Het oorspronkelijke goed van Henrick van Diermen in 1411 was 22 morgen groot. Daar inbegrepen was 4 morgen in het Achterste Goor (J905 906, 3.95m) en 2m tussen beide huizen van Servaas van Diermen en Coop Wittich. Waar die laatste 2m lag weten we niet, maar het lag naast Servaas van Diermen, dus Zuidenge. Blijft over 16m voor de rest van de percelen. Dat past precies bij de kernpercelen van Groot Diermen in 1832 (J731-739, J744-748).

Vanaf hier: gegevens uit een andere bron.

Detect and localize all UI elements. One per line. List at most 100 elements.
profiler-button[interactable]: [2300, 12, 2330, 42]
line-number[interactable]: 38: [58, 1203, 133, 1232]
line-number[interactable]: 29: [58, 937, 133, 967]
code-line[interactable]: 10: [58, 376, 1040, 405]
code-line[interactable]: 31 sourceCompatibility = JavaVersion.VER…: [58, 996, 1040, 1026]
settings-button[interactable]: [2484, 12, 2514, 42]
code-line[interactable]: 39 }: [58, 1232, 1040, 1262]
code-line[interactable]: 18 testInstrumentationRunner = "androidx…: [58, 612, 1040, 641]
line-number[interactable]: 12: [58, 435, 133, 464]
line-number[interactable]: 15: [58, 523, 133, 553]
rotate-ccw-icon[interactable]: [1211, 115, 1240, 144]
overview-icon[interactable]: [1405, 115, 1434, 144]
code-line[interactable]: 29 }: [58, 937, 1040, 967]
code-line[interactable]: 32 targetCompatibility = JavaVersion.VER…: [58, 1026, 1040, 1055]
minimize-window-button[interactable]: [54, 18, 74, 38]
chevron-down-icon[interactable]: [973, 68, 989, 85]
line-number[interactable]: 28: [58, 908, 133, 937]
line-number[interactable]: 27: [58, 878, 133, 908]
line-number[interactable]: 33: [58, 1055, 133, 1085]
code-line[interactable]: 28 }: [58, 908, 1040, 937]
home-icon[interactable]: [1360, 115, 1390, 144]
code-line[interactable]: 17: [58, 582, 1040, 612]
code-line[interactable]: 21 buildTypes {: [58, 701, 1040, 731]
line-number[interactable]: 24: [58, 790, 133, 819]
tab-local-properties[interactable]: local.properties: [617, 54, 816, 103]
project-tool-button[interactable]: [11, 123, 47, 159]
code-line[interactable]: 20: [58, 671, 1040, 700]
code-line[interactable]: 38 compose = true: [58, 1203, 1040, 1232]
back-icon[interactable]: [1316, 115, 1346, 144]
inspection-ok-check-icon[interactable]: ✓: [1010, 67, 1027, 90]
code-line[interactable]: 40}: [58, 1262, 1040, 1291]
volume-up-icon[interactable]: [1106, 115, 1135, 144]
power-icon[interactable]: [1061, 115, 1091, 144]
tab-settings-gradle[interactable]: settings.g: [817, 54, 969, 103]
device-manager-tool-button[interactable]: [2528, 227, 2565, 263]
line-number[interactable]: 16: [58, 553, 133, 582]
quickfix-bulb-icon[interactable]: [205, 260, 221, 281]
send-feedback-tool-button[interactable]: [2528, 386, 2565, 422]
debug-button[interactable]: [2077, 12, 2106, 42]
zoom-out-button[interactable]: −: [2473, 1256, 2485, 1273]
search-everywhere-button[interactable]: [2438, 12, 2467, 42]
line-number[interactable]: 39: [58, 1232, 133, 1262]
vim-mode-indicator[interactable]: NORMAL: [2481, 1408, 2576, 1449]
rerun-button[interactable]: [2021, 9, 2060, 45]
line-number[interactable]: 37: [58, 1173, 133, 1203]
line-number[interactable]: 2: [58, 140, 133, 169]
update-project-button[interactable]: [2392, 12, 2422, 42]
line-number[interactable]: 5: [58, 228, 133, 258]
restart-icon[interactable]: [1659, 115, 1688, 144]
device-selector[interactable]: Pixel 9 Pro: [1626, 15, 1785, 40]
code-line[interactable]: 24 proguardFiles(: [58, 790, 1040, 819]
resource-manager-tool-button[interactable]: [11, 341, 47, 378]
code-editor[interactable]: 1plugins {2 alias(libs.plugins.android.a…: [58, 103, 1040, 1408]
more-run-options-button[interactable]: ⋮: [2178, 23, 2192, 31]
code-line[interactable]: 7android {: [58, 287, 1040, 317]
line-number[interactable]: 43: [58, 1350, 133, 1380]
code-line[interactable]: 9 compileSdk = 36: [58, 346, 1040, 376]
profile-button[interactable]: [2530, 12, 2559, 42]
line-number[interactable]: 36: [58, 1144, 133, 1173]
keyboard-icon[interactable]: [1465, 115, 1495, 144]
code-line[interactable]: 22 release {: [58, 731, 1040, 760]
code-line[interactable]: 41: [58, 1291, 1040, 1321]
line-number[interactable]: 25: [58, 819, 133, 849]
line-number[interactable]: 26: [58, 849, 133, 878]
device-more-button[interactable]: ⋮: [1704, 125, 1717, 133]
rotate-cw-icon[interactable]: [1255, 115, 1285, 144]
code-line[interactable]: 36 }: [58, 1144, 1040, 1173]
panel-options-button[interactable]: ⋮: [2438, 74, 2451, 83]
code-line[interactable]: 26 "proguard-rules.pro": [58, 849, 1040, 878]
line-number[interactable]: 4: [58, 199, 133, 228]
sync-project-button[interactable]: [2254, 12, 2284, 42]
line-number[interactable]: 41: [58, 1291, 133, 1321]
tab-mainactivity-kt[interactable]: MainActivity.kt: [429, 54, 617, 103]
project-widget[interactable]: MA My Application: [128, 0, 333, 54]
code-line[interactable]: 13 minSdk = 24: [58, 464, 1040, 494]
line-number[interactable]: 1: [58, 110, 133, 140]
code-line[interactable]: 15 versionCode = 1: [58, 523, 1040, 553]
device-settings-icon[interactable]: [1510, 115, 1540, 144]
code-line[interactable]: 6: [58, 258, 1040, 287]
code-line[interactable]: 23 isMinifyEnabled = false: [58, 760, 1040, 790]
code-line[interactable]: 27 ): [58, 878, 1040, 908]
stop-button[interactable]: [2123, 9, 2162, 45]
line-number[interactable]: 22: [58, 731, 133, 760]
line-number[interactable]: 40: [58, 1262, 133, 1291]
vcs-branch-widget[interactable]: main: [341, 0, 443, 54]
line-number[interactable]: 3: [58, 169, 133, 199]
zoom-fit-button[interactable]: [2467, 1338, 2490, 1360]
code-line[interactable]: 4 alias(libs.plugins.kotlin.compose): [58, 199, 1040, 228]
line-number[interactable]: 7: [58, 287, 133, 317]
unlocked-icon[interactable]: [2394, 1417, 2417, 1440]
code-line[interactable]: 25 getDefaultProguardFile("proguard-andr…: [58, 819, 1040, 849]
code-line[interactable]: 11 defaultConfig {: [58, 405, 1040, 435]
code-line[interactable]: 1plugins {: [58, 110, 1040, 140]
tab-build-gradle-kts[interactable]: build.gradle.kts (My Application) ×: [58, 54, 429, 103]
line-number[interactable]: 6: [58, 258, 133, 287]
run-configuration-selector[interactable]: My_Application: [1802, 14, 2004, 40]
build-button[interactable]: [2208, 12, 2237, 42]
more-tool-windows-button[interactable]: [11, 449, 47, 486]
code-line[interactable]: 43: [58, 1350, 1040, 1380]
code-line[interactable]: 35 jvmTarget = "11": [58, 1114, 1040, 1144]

Fig. 6 Een recente luchtfoto van het gebied. Percelen de Vaarwinkel en Dielemaat zijn samen gevoegd en doorsneden door de A28. Links de Berenkamperweg met de opritten en in de oksel het zandwingat, nu een recreatiegebied. Het Klein Diermen uit 1832 is een tijd weg geweest maar is toch weer uitgegroeid tot een volwaardige boerderij. Het ooit overheersende Groot Diermen heeft nu zijn boerderij functie verloren.

Tot Slot

We leven nu in het jaar 2024 en de wereld ziet er heel anders uit, ook in Diermen. De A28 is aangelegd dwars door het gebied waardoor de Koesteeg is onderbroken. Er is nog nooit zoveel over de Vaarwinkel “gevaren” als tegenwoordig. De parkeerplaats had eigenlijk naar de percelen Bruinrijst moeten heten, ooit verbasterd van (boer?) Breunisse. Voor de kruising met de Berenkamperweg met zijn op- en afritten was veel zand nodig waardoor er een diep gat overbleef. Dat heeft nu een recreatieve functie. We hebben kunnen uitsluiten dat het huidige Klein Diermen het vroegere Klein Diermen was. Groot Diermen is geen echte boerderij meer, maar heeft een woonfunctie gekregen. Gelukkig hebben we nu de geschiedenis nog om te bedenken wat zich hier in het verleden heeft afgespeeld.